Del mismo modo que las quimeras, las esculturas de María Colombo no conviven en armonía sino en una tensión desgarradora. No aceptan devenir unidad pero tampoco escindirse por completo. Muchas de ellas conservan, aunque sea en una medida microscópica, un componente humano. Sin embargo, da la sensación que lo resisten y, al igual que hacen los moluscos con el nácar ante la presencia de un cuerpo extraño, para expulsarlo generan capas y capas de papel. Encima de este, los colores vibran fluorescentes y cobran autonomía: no parecen parte intrínseca de las piezas sino otro organismo que se posó sobre ellas como el musgo lo hace sobre las rocas en la intemperie. 

Todo este exceso de material le da volumen a las esculturas, despegándolas del plano para proyectarlas en una tercera e incluso en una cuarta dimensión, que no es otra cosa que el tiempo. Y allí, en el plano temporal, la ambigüedad persiste.
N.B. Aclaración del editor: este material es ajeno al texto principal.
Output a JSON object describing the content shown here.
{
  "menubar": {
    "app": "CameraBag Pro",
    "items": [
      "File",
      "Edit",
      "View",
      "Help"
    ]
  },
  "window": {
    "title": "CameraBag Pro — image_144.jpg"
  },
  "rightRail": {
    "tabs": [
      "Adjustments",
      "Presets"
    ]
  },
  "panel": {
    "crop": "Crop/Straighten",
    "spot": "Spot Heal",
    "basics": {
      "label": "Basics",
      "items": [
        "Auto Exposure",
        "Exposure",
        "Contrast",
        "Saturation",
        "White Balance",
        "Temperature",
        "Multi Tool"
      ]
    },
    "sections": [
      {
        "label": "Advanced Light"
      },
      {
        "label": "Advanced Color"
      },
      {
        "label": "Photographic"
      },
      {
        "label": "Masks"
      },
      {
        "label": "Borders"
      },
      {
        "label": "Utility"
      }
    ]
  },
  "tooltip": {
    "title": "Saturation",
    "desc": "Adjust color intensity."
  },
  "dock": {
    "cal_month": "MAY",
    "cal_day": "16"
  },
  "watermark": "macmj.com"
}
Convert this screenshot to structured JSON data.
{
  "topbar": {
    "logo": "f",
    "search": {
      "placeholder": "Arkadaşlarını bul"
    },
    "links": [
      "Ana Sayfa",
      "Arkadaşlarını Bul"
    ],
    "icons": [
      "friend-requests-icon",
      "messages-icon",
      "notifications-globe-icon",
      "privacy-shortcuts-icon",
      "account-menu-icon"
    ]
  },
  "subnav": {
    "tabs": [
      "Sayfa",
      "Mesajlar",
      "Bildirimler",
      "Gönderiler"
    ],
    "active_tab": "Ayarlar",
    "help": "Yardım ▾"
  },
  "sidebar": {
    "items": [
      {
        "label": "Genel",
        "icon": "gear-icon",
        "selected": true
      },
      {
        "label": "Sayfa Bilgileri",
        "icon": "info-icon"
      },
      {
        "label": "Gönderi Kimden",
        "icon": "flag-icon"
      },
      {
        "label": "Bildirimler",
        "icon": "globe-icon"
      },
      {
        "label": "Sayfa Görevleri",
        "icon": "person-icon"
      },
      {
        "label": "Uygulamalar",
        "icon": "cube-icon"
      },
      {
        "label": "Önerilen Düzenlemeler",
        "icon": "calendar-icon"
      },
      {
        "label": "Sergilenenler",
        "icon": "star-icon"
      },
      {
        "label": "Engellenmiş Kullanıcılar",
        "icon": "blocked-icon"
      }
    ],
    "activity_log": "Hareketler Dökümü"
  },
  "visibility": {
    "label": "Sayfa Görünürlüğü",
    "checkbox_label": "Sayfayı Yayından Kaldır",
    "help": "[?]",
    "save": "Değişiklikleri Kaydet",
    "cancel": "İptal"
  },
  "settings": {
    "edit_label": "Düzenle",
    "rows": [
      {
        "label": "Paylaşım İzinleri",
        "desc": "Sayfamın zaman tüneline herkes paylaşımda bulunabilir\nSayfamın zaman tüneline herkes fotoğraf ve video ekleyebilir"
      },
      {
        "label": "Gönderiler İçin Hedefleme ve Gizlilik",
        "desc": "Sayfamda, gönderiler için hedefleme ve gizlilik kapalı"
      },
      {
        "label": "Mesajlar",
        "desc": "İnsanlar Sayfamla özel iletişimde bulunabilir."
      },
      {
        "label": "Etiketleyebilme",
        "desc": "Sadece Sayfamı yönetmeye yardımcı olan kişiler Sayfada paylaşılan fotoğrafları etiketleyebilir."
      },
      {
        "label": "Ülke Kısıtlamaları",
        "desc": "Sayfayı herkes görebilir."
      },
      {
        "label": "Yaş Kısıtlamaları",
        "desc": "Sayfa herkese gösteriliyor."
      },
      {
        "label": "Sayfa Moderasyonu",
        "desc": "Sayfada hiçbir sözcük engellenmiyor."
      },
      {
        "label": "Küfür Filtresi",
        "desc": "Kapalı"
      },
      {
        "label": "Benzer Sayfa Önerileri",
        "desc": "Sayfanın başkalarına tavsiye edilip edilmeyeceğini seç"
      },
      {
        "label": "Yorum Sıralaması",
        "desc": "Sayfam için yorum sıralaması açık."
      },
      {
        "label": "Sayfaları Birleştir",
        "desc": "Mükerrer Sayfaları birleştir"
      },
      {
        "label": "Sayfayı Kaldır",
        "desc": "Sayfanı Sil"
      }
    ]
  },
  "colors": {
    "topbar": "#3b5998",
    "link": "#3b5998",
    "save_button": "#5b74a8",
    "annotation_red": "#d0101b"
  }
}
El conjunto podría pertenecer a un pasado pretérito o, por el contrario, formar parte de un futuro lejano en donde el mundo que conocemos pervive como ruina. Las esculturas vendrían a ser escombros de una civilización que ha sido colonizada por plantas, pájaros, insectos y seres indescifrables, tal vez de origen fantástico o alienígena, que dirigen sus ojos al observador mientras le cuentan la verdad del universo en el idioma de las cosas mudas.